In my earlier (soft) MO post, an elementary response was given by Ofir Gorodetsky in regard to the determinant of the symbolic counterpart to the numerical matrix $\mathbf{M}_n=(i^j-j^i)_{i,j}^{1,n}$.
I'm now looking at yet another variation. Let $\mathbf{A}_n=(j^j-i^j)_{i,j}^{1,n}$ be an $n\times n$-matrix. Denote the (signed) Stirling numbers of the first kind by $s(n,k)$. For clarity, here are some contrasting examples:
$$\mathbf{M}_3=\begin{pmatrix} 0&-1&-2 \\ 1&0&-1 \\2&1&0 \end{pmatrix}
\qquad \text{and} \qquad \mathbf{A}_3=\begin{pmatrix}0&3&26 \\-1&0&19 \\ -2&-5&0 \end{pmatrix}.$$
I would like to ask:
QUESTION. Is this true? With the convention that $0^0=1$, we have
$$\det\mathbf{A}_n=\prod_{j=1}^{n-1}j!\cdot\sum_{k=0}^n\,s(n+1,k+1)\cdot k^k.$$
Remark.
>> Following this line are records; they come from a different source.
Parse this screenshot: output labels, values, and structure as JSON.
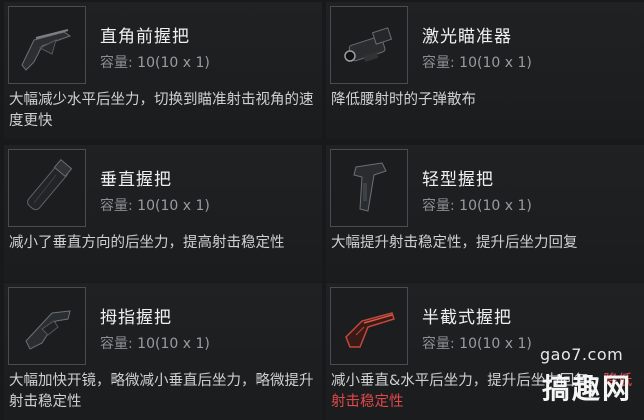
{
  "items": [
    {
      "name": "直角前握把",
      "cap_label": "容量:",
      "cap_value": "10(10 x 1)",
      "desc": "大幅减少水平后坐力，切换到瞄准射击视角的速度更快",
      "desc_red": "",
      "icon": "angled-grip-icon",
      "color": "#3a3d40"
    },
    {
      "name": "激光瞄准器",
      "cap_label": "容量:",
      "cap_value": "10(10 x 1)",
      "desc": "降低腰射时的子弹散布",
      "desc_red": "",
      "icon": "laser-sight-icon",
      "color": "#3a3d40"
    },
    {
      "name": "垂直握把",
      "cap_label": "容量:",
      "cap_value": "10(10 x 1)",
      "desc": "减小了垂直方向的后坐力，提高射击稳定性",
      "desc_red": "",
      "icon": "vertical-grip-icon",
      "color": "#3a3d40"
    },
    {
      "name": "轻型握把",
      "cap_label": "容量:",
      "cap_value": "10(10 x 1)",
      "desc": "大幅提升射击稳定性，提升后坐力回复",
      "desc_red": "",
      "icon": "light-grip-icon",
      "color": "#3a3d40"
    },
    {
      "name": "拇指握把",
      "cap_label": "容量:",
      "cap_value": "10(10 x 1)",
      "desc": "大幅加快开镜，略微减小垂直后坐力，略微提升射击稳定性",
      "desc_red": "",
      "icon": "thumb-grip-icon",
      "color": "#3a3d40"
    },
    {
      "name": "半截式握把",
      "cap_label": "容量:",
      "cap_value": "10(10 x 1)",
      "desc": "减小垂直&水平后坐力，提升后坐力回复，",
      "desc_red": "降低射击稳定性",
      "icon": "half-grip-icon",
      "color": "#c2483c"
    }
  ],
  "watermark": {
    "site": "gao7.com",
    "brand": "搞趣网"
  }
}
If it helps, since the factor $\prod_{j=1}^{n-1}j!$ is exactly the determinant of the Vandermonde matrix, $\mathbf{V}_n=(i^{j-1})_{i,j}^{1,n}$, we can say
$$\frac{\det\mathbf{A}_n}{\det \mathbf{V}_n}=\sum_{k=0}^n\,s(n+1,k+1)\cdot k^k.$$ This formalism goes in the "spirit" of the (specialization) $s_{\lambda}(1,\cdots,1)$ of the Schur polynomials.
Best Answer
This is true and this is not about numbers $j^j$ at all. Consider a more genral matrix $(c_j-i^j)_{1\leqslant i,j\leqslant n}$. Denote $f_j(x)=c_j-x^j$, and find the numbers $\beta$, $\alpha_1,\ldots,\alpha_{n-1}$ such that $f_n(x)+\sum_{j=1}^{n-1}\alpha_j f_j(x)=\beta$ for all $x\in \{1,2,\ldots,n\}$. Then the matrix $(f_j(i))_{i,j}$ has the same determinant as if we replace the column with $f_n$ by a column of $\beta$'s, that is seen from operations with columns. Now by operations with columns we may replace each $f_j$ to $-x^j$, so we get almost a Vandermonde matrix (up to $n-1$ changes of signs in the columns and the cyclic shift, and $\beta$'s instead of 1's), so its determinant equals to the determinant of Vandermonde matrix for the numbers $1,\ldots,n$ times $(-1)^{n-1}(-1)^{n-1}\beta=\beta$. Thus, it appears to find $\beta$. For this, write $$ f_n+\sum_{j=1}^{n-1}\alpha_jf_j(x)=\beta-(x-1)(x-2)\ldots(x-n)= \beta-\sum_{k=0}^n s(n+1,k+1)x^k. $$ Equalising the coefficients of $x^k$ we get $\alpha_k=s(n+1,k+1)$ for all $k=1,\ldots,n$ (where $\alpha_n=1$ by agreement), thus $\beta-s(n+1,1)=\sum_{k=1}^n c_k s(n+1,k+1)$, $\beta=\sum_{k=0}^n c_k s(n+1,k+1)$, where $c_0=1$ by agreement.